Yue Chaoyan, Zhang Chunyi, Ying Chunmei
Department of Laboratory Medicine, Obstetrics and Gynecology Hospital of Fudan University Shanghai, China.
Am J Transl Res. 2023 Jun 15;15(6):4172-4178. eCollection 2023.
We developed a new nomogram for the prediction of mortality risk in children in pediatric intensive care units (PICU).
We conducted a retrospective analysis using the PICU Public Database, a study that included a total of 10,538 children, to develop a new risk model for mortality in children in the intensive care units (ICU). The prediction model was analyzed using multivariate logistic regression with predictors including age and physiological indicators, and the prediction model was presented as a nomogram. The performance of the nomogram was evaluated based on its discriminative power and was internally validated.
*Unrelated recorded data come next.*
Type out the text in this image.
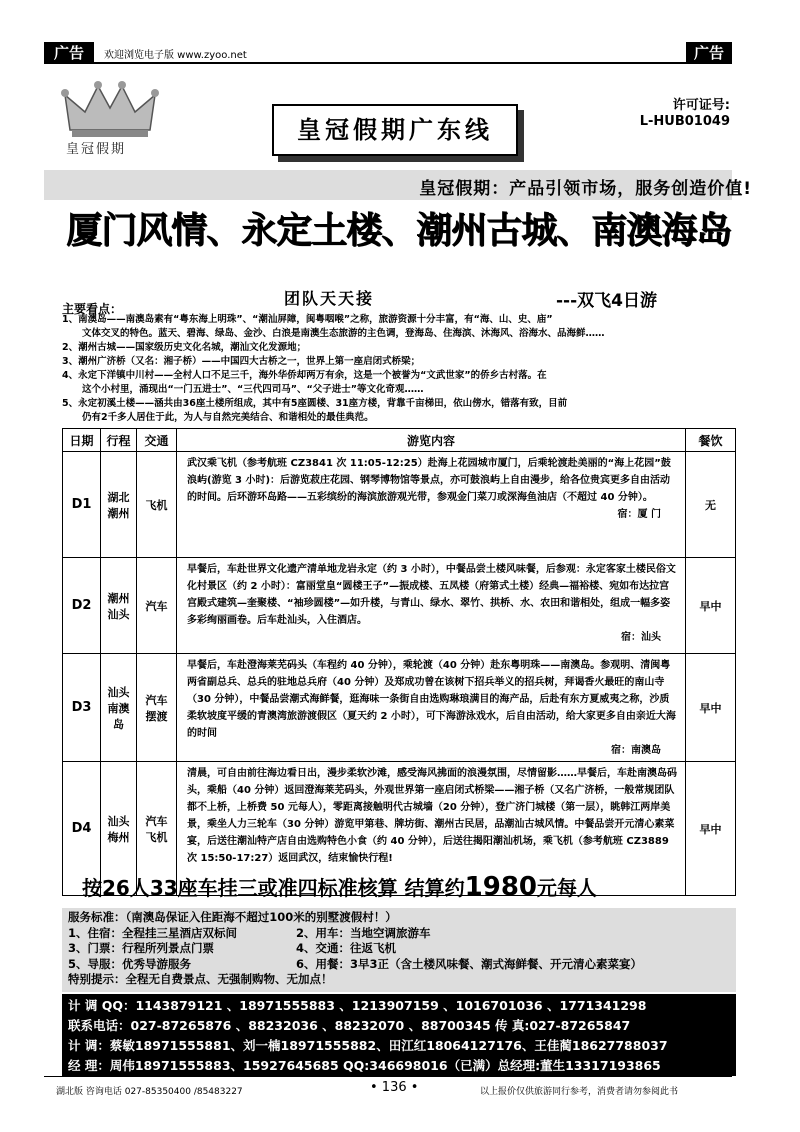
广告	欢迎浏览电子版 www.zyoo.net	广告
皇冠假期
皇冠假期广东线
许可证号:
L-HUB01049
皇冠假期：产品引领市场，服务创造价值!
厦门风情、永定土楼、潮州古城、南澳海岛
团队天天接	---双飞4日游
主要看点：

1、南澳岛——南澳岛素有“粤东海上明珠”、“潮汕屏障，闽粤咽喉”之称，旅游资源十分丰富，有“海、山、史、庙”

文体交叉的特色。蓝天、碧海、绿岛、金沙、白浪是南澳生态旅游的主色调，登海岛、住海滨、沐海风、浴海水、品海鲜……

2、潮州古城——国家级历史文化名城，潮汕文化发源地；

3、潮州广济桥（又名：湘子桥）——中国四大古桥之一，世界上第一座启闭式桥梁；

4、永定下洋镇中川村——全村人口不足三千，海外华侨却两万有余，这是一个被誉为“文武世家”的侨乡古村落。在

这个小村里，涌现出“一门五进士”、“三代四司马”、“父子进士”等文化奇观……

5、永定初溪土楼——涵共由36座土楼所组成，其中有5座圆楼、31座方楼，背靠千亩梯田，依山傍水，错落有致，目前

仍有2千多人居住于此，为人与自然完美结合、和谐相处的最佳典范。

日期	行程	交通	游览内容	餐饮
D1	湖北 潮州	飞机	武汉乘飞机（参考航班 CZ3841 次 11:05-12:25）赴海上花园城市厦门，后乘轮渡赴美丽的“海上花园”鼓浪屿(游览 3 小时)：后游览菽庄花园、钢琴博物馆等景点，亦可鼓浪屿上自由漫步，给各位贵宾更多自由活动的时间。后环游环岛路——五彩缤纷的海滨旅游观光带，参观金门菜刀或深海鱼油店（不超过 40 分钟）。
宿：厦 门	无
D2	潮州 汕头	汽车	早餐后，车赴世界文化遗产清单地龙岩永定（约 3 小时），中餐品尝土楼风味餐，后参观：永定客家土楼民俗文化村景区（约 2 小时）：富丽堂皇“圆楼王子”—振成楼、五凤楼（府第式土楼）经典—福裕楼、宛如布达拉宫宫殿式建筑—奎聚楼、“袖珍圆楼”—如升楼，与青山、绿水、翠竹、拱桥、水、农田和谐相处，组成一幅多姿多彩绚丽画卷。后车赴汕头，入住酒店。
宿：汕头	早中
D3	汕头 南澳 岛	汽车 摆渡	早餐后，车赴澄海莱芜码头（车程约 40 分钟），乘轮渡（40 分钟）赴东粤明珠——南澳岛。参观明、清闽粤两省副总兵、总兵的驻地总兵府（40 分钟）及郑成功曾在该树下招兵举义的招兵树，拜谒香火最旺的南山寺（30 分钟），中餐品尝潮式海鲜餐，逛海味一条街自由选购琳琅满目的海产品，后赴有东方夏威夷之称，沙质柔软坡度平缓的青澳湾旅游渡假区（夏天约 2 小时），可下海游泳戏水，后自由活动，给大家更多自由亲近大海的时间
宿：南澳岛	早中
D4	汕头 梅州	汽车 飞机	清晨，可自由前往海边看日出，漫步柔软沙滩，感受海风拂面的浪漫氛围，尽情留影……早餐后，车赴南澳岛码头，乘船（40 分钟）返回澄海莱芜码头，外观世界第一座启闭式桥梁——湘子桥（又名广济桥，一般常规团队都不上桥，上桥费 50 元每人），零距离接触明代古城墙（20 分钟），登广济门城楼（第一层），眺韩江两岸美景，乘坐人力三轮车（30 分钟）游览甲第巷、牌坊街、潮州古民居，品潮汕古城风情。中餐品尝开元清心素菜宴，后送往潮汕特产店自由选购特色小食（约 40 分钟），后送往揭阳潮汕机场，乘飞机（参考航班 CZ3889 次 15:50-17:27）返回武汉，结束愉快行程!	早中
按26人33座车挂三或准四标准核算 结算约1980元每人
服务标准：（南澳岛保证入住距海不超过100米的别墅渡假村！）
1、住宿：全程挂三星酒店双标间	2、用车：当地空调旅游车
3、门票：行程所列景点门票	4、交通：往返飞机
5、导服：优秀导游服务	6、用餐：3早3正（含土楼风味餐、潮式海鲜餐、开元清心素菜宴）
特别提示：全程无自费景点、无强制购物、无加点！
计 调 QQ：1143879121 、18971555883 、1213907159 、1016701036 、1771341298
联系电话：027-87265876 、88232036 、88232070 、88700345 传 真:027-87265847
计 调：蔡敏18971555881、刘一楠18971555882、田江红18064127176、王佳蔺18627788037
经 理：周伟18971555883、15927645685 QQ:346698016（已满）总经理:董生13317193865
湖北版 咨询电话 027-85350400 /85483227	• 136 •	以上报价仅供旅游同行参考，消费者请勿参阅此书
Predictors contained in the individualized prediction nomogram included the neutrophils, platelets, albumin, lactate, oxygen saturation (<0.1). The area under the receiver operating characteristic (ROC) curve for this prediction model is 0.7638 (95% CI: 0.7415-0.7861), which has effective discriminatory power. The area under the ROC curve of the prediction model in the validation dataset is 0.7404 (95% CI: 0.7016-0.7793), which is still effectively discriminative.
The mortality risk prediction model constructed in this study can be easily used for individualized prediction of mortality risk in children in pediatric intensive care units.
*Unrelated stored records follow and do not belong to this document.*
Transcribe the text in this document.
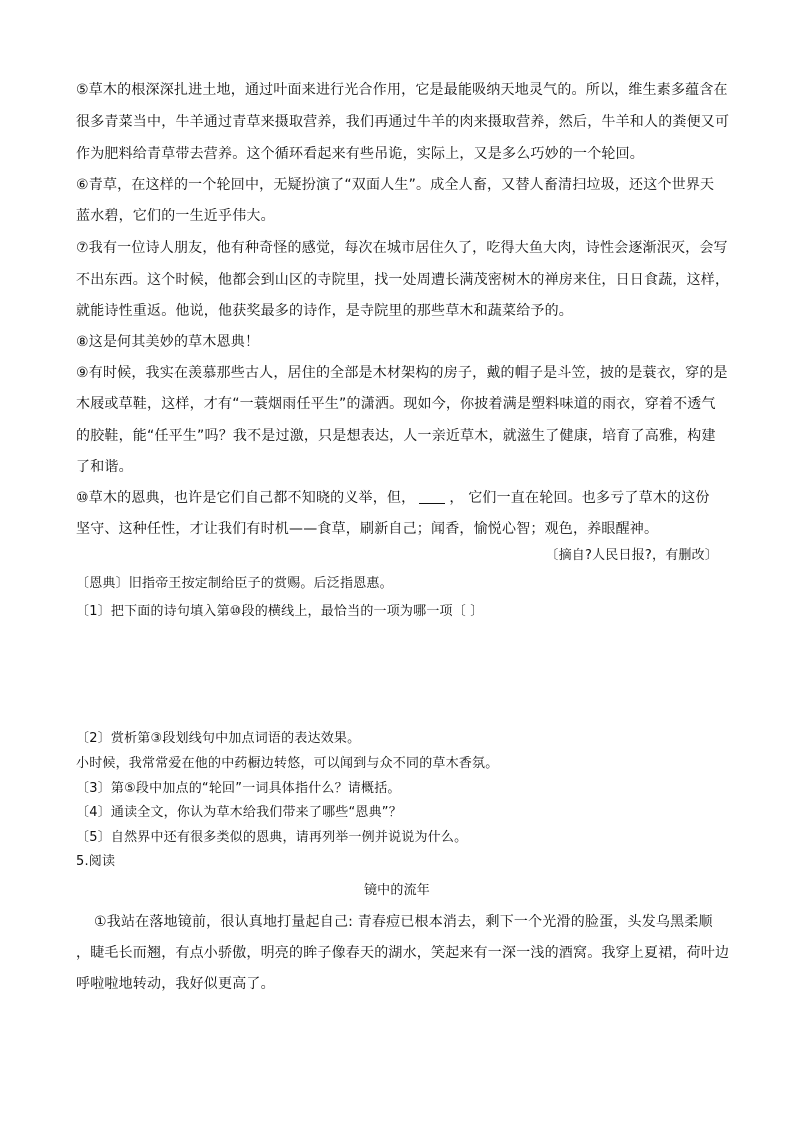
⑤草木的根深深扎进土地，通过叶面来进行光合作用，它是最能吸纳天地灵气的。所以，维生素多蕴含在
很多青菜当中，牛羊通过青草来摄取营养，我们再通过牛羊的肉来摄取营养，然后，牛羊和人的粪便又可
作为肥料给青草带去营养。这个循环看起来有些吊诡，实际上，又是多么巧妙的一个轮回。
⑥青草，在这样的一个轮回中，无疑扮演了“双面人生”。成全人畜，又替人畜清扫垃圾，还这个世界天
蓝水碧，它们的一生近乎伟大。
⑦我有一位诗人朋友，他有种奇怪的感觉，每次在城市居住久了，吃得大鱼大肉，诗性会逐渐泯灭，会写
不出东西。这个时候，他都会到山区的寺院里，找一处周遭长满茂密树木的禅房来住，日日食蔬，这样，
就能诗性重返。他说，他获奖最多的诗作，是寺院里的那些草木和蔬菜给予的。
⑧这是何其美妙的草木恩典！
⑨有时候，我实在羡慕那些古人，居住的全部是木材架构的房子，戴的帽子是斗笠，披的是蓑衣，穿的是
木屐或草鞋，这样，才有“一蓑烟雨任平生”的潇洒。现如今，你披着满是塑料味道的雨衣，穿着不透气
的胶鞋，能“任平生”吗？我不是过激，只是想表达，人一亲近草木，就滋生了健康，培育了高雅，构建
了和谐。
⑩草木的恩典，也许是它们自己都不知晓的义举，但， ， 它们一直在轮回。也多亏了草木的这份
坚守、这种任性，才让我们有时机——食草，刷新自己；闻香，愉悦心智；观色，养眼醒神。
〔摘自?人民日报?，有删改〕
〔恩典〕旧指帝王按定制给臣子的赏赐。后泛指恩惠。
〔1〕把下面的诗句填入第⑩段的横线上，最恰当的一项为哪一项〔 〕
〔2〕赏析第③段划线句中加点词语的表达效果。
小时候，我常常爱在他的中药橱边转悠，可以闻到与众不同的草木香氛。
〔3〕第⑤段中加点的“轮回”一词具体指什么？请概括。
〔4〕通读全文，你认为草木给我们带来了哪些“恩典”？
〔5〕自然界中还有很多类似的恩典，请再列举一例并说说为什么。
5.阅读
镜中的流年
①我站在落地镜前，很认真地打量起自己: 青春痘已根本消去，剩下一个光滑的脸蛋，头发乌黑柔顺
，睫毛长而翘，有点小骄傲，明亮的眸子像春天的湖水，笑起来有一深一浅的酒窝。我穿上夏裙，荷叶边
呼啦啦地转动，我好似更高了。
我们开发了一种新的列线图,用于预测儿科重症监护病房(PICU)中儿童的死亡风险。
我们使用PICU公共数据库进行了一项回顾性分析,该研究共纳入10538名儿童,以开发一种用于重症监护病房(ICU)中儿童死亡的新风险模型。使用包括年龄和生理指标在内的预测变量进行多变量逻辑回归分析预测模型,并将预测模型呈现为列线图。基于其鉴别能力对列线图的性能进行评估,并进行内部验证。
个性化预测列线图中包含的预测变量有中性粒细胞、血小板、白蛋白、乳酸、氧饱和度(<0.1)。该预测模型的受试者操作特征(ROC)曲线下面积为0.7638(95%CI:0.7415 - 0.7861),具有有效的鉴别能力。验证数据集中预测模型的ROC曲线下面积为0.7404(95%CI:0.7016 - 0.7793),仍具有有效的鉴别能力。
本研究构建的死亡风险预测模型可方便地用于儿科重症监护病房中儿童死亡风险的个性化预测。